Now I'm not an expert, but NASA's refusal to communicate with that space craft seems suspicious to me. I mean, it's just radio signals, they sure can receive and transmit these? And whatever protocol is used by the craft, I think it would be relatively easy for an expert to write some software to decode it, especially in today's world of software defined radio and computer technology. Even if I'm wrong and to decode/encode the signals would cost a lot of money - wouldn't it be worth it? Where is the curiosity? This all really doesn't make sense to me.
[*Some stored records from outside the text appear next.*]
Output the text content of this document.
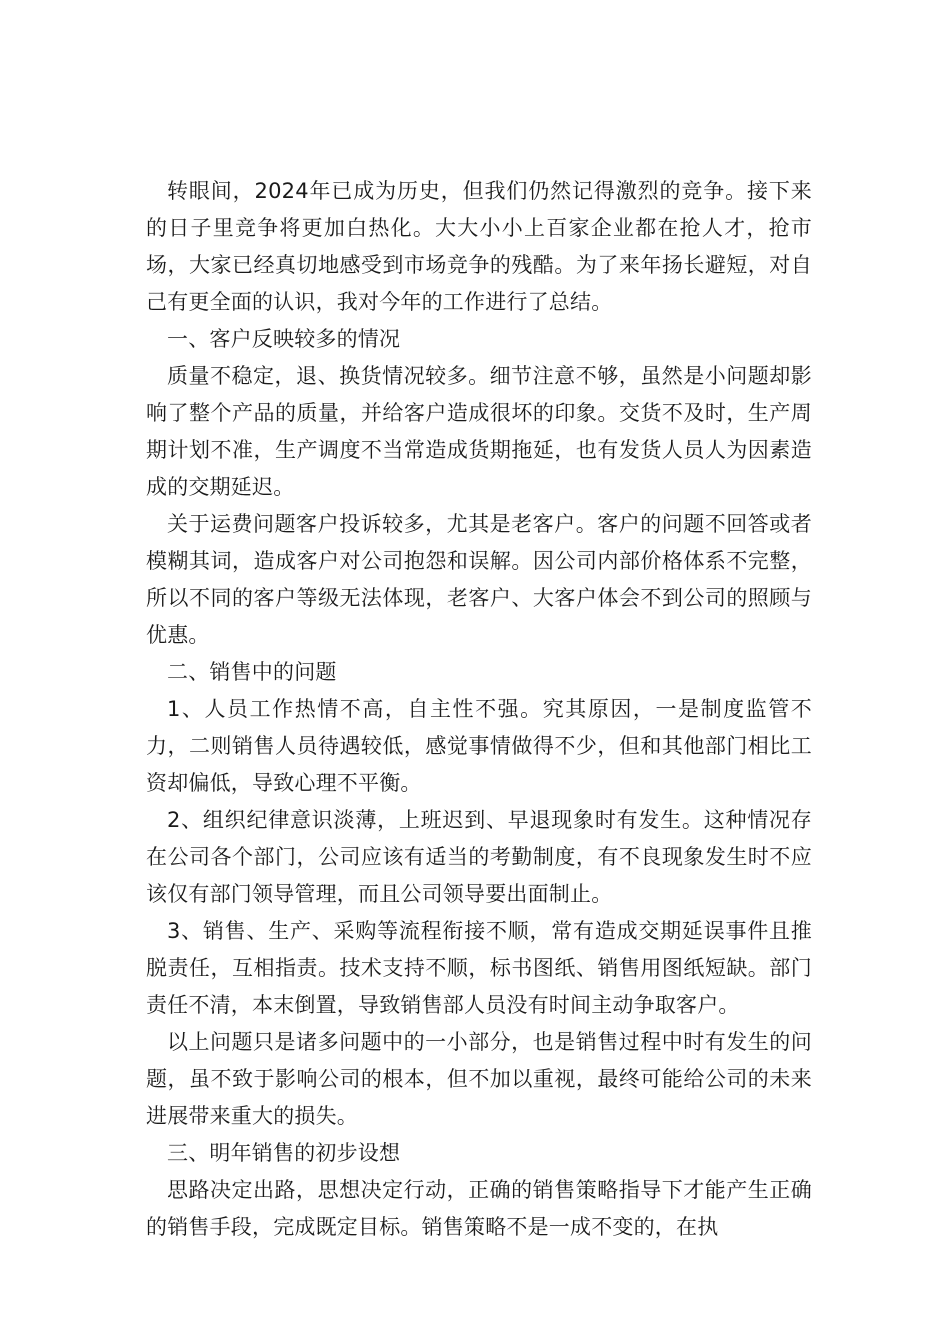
转眼间，2024年已成为历史，但我们仍然记得激烈的竞争。接下来的日子里竞争将更加白热化。大大小小上百家企业都在抢人才，抢市场，大家已经真切地感受到市场竞争的残酷。为了来年扬长避短，对自己有更全面的认识，我对今年的工作进行了总结。

一、客户反映较多的情况

质量不稳定，退、换货情况较多。细节注意不够，虽然是小问题却影响了整个产品的质量，并给客户造成很坏的印象。交货不及时，生产周期计划不准，生产调度不当常造成货期拖延，也有发货人员人为因素造成的交期延迟。

关于运费问题客户投诉较多，尤其是老客户。客户的问题不回答或者模糊其词，造成客户对公司抱怨和误解。因公司内部价格体系不完整，所以不同的客户等级无法体现，老客户、大客户体会不到公司的照顾与优惠。

二、销售中的问题

1、人员工作热情不高，自主性不强。究其原因，一是制度监管不力，二则销售人员待遇较低，感觉事情做得不少，但和其他部门相比工资却偏低，导致心理不平衡。

2、组织纪律意识淡薄，上班迟到、早退现象时有发生。这种情况存在公司各个部门，公司应该有适当的考勤制度，有不良现象发生时不应该仅有部门领导管理，而且公司领导要出面制止。

3、销售、生产、采购等流程衔接不顺，常有造成交期延误事件且推脱责任，互相指责。技术支持不顺，标书图纸、销售用图纸短缺。部门责任不清，本末倒置，导致销售部人员没有时间主动争取客户。

以上问题只是诸多问题中的一小部分，也是销售过程中时有发生的问题，虽不致于影响公司的根本，但不加以重视，最终可能给公司的未来进展带来重大的损失。

三、明年销售的初步设想

思路决定出路，思想决定行动，正确的销售策略指导下才能产生正确的销售手段，完成既定目标。销售策略不是一成不变的，在执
From Wikipedia about the ISEE-3/ICE:
_http://en.wikipedia.org/wiki/International_Cometary_ExplorerSecond mission: International Cometary Explorer
ICE mission
On June 10, 1982, after completing its original mission, ISEE-3 was repurposed. It was renamed the International Cometary Explorer (ICE). The primary scientific objective of ICE was to study the interaction between the solar wind and a cometary atmosphere. After a successful thruster burn to knock it loose from its halo orbit on September 1 of that year, it used the instability of the Earth/Moon and Earth/Sun Lagrange points, making a series of lunar orbits over the next 15 months. Its last and closest pass over the Moon, on December 22, 1983, was a mere 119.4 km above the moon's surface. By the beginning of 1984, ICE was in heliocentric orbit.
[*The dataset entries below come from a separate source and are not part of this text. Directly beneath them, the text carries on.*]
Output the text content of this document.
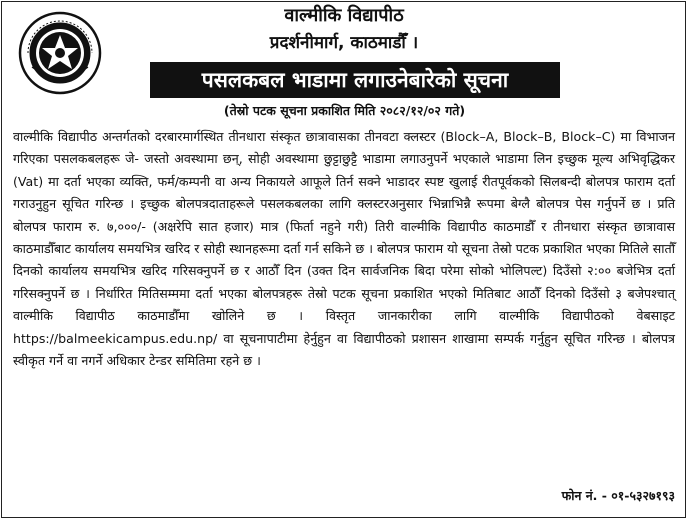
वाल्मीकि विद्यापीठ
प्रदर्शनीमार्ग, काठमाडौँ ।
पसलकबल भाडामा लगाउनेबारेको सूचना
(तेस्रो पटक सूचना प्रकाशित मिति २०८२/१२/०२ गते)

वाल्मीकि विद्यापीठ अन्तर्गतको दरबारमार्गस्थित तीनधारा संस्कृत छात्रावासका तीनवटा क्लस्टर (Block–A, Block–B, Block–C) मा विभाजन गरिएका पसलकबलहरू जे- जस्तो अवस्थामा छन्, सोही अवस्थामा छुट्टाछुट्टै भाडामा लगाउनुपर्ने भएकाले भाडामा लिन इच्छुक मूल्य अभिवृद्धिकर (Vat) मा दर्ता भएका व्यक्ति, फर्म/कम्पनी वा अन्य निकायले आफूले तिर्न सक्ने भाडादर स्पष्ट खुलाई रीतपूर्वकको सिलबन्दी बोलपत्र फाराम दर्ता गराउनुहुन सूचित गरिन्छ । इच्छुक बोलपत्रदाताहरूले पसलकबलका लागि क्लस्टरअनुसार भिन्नाभिन्नै रूपमा बेग्लै बोलपत्र पेस गर्नुपर्ने छ । प्रति बोलपत्र फाराम रु. ७,०००/- (अक्षरेपि सात हजार) मात्र (फिर्ता नहुने गरी) तिरी वाल्मीकि विद्यापीठ काठमाडौँ र तीनधारा संस्कृत छात्रावास काठमाडौँबाट कार्यालय समयभित्र खरिद र सोही स्थानहरूमा दर्ता गर्न सकिने छ । बोलपत्र फाराम यो सूचना तेस्रो पटक प्रकाशित भएका मितिले सातौँ दिनको कार्यालय समयभित्र खरिद गरिसक्नुपर्ने छ र आठौँ दिन (उक्त दिन सार्वजनिक बिदा परेमा सोको भोलिपल्ट) दिउँसो २:०० बजेभित्र दर्ता गरिसक्नुपर्ने छ । निर्धारित मितिसम्ममा दर्ता भएका बोलपत्रहरू तेस्रो पटक सूचना प्रकाशित भएको मितिबाट आठौँ दिनको दिउँसो ३ बजेपश्चात् वाल्मीकि विद्यापीठ काठमाडौँमा खोलिने छ । विस्तृत जानकारीका लागि वाल्मीकि विद्यापीठको वेबसाइट https://balmeekicampus.edu.np/ वा सूचनापाटीमा हेर्नुहुन वा विद्यापीठको प्रशासन शाखामा सम्पर्क गर्नुहुन सूचित गरिन्छ । बोलपत्र स्वीकृत गर्ने वा नगर्ने अधिकार टेन्डर समितिमा रहने छ ।

फोन नं. - ०१-५३२७१९३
Giacobini-Zinner encounter
After ejection out of the Earth-Moon system, ICE entered a heliocentric orbit ahead of the Earth on a trajectory intercepting that of Comet Giacobini-Zinner. On 11 September 1985, the craft passed through the plasma tail of Comet Giacobini-Zinner. Due to the nature of its original mission, ICE carried no cameras. It instead carried instruments for measurements of energetic particles, waves, plasmas, and fields.
Halley encounter
ICE transited between the Sun and Comet Halley in late March 1986, when other spacecraft (Giotto, Vega 1 and 2, Suisei and Sakigake) were in the vicinity of Comet Halley on their early March comet rendezvous missions (see Halley Armada). ICE flew through the tail and its minimum distance to the comet nucleus was 28 million km[2] (for comparison the Earth's minimum distance to Comet Halley in 1910 was 20.8 million km[3]).
Heliospheric mission
An update to the ICE mission was approved by NASA in 1991. It defines a Heliospheric mission for ICE consisting of investigations of coronal mass ejections in coordination with ground-based observations, continued cosmic ray studies, and the Ulysses probe. By May 1995 ICE was being operated with only a low duty cycle, with some support being provided by the Ulysses project for data analysis.
[...]
On May 5, 1997, NASA ended the ICE mission, and ordered the probe shut down, with only a carrier signal left operating.
From the article again:
How could this happen? Well, the fact that ISEE-3 is still broadcasting a carrier signal was actually an error; it should have been shut down. If they had planned for it to still be functioning at this point, they would have maintained the capability to communicate with it. I don't comprehend the intricacies of deep-space communications well enough to understand the obstacles here, and I don't question their conclusion, but that doesn't make me any less sad.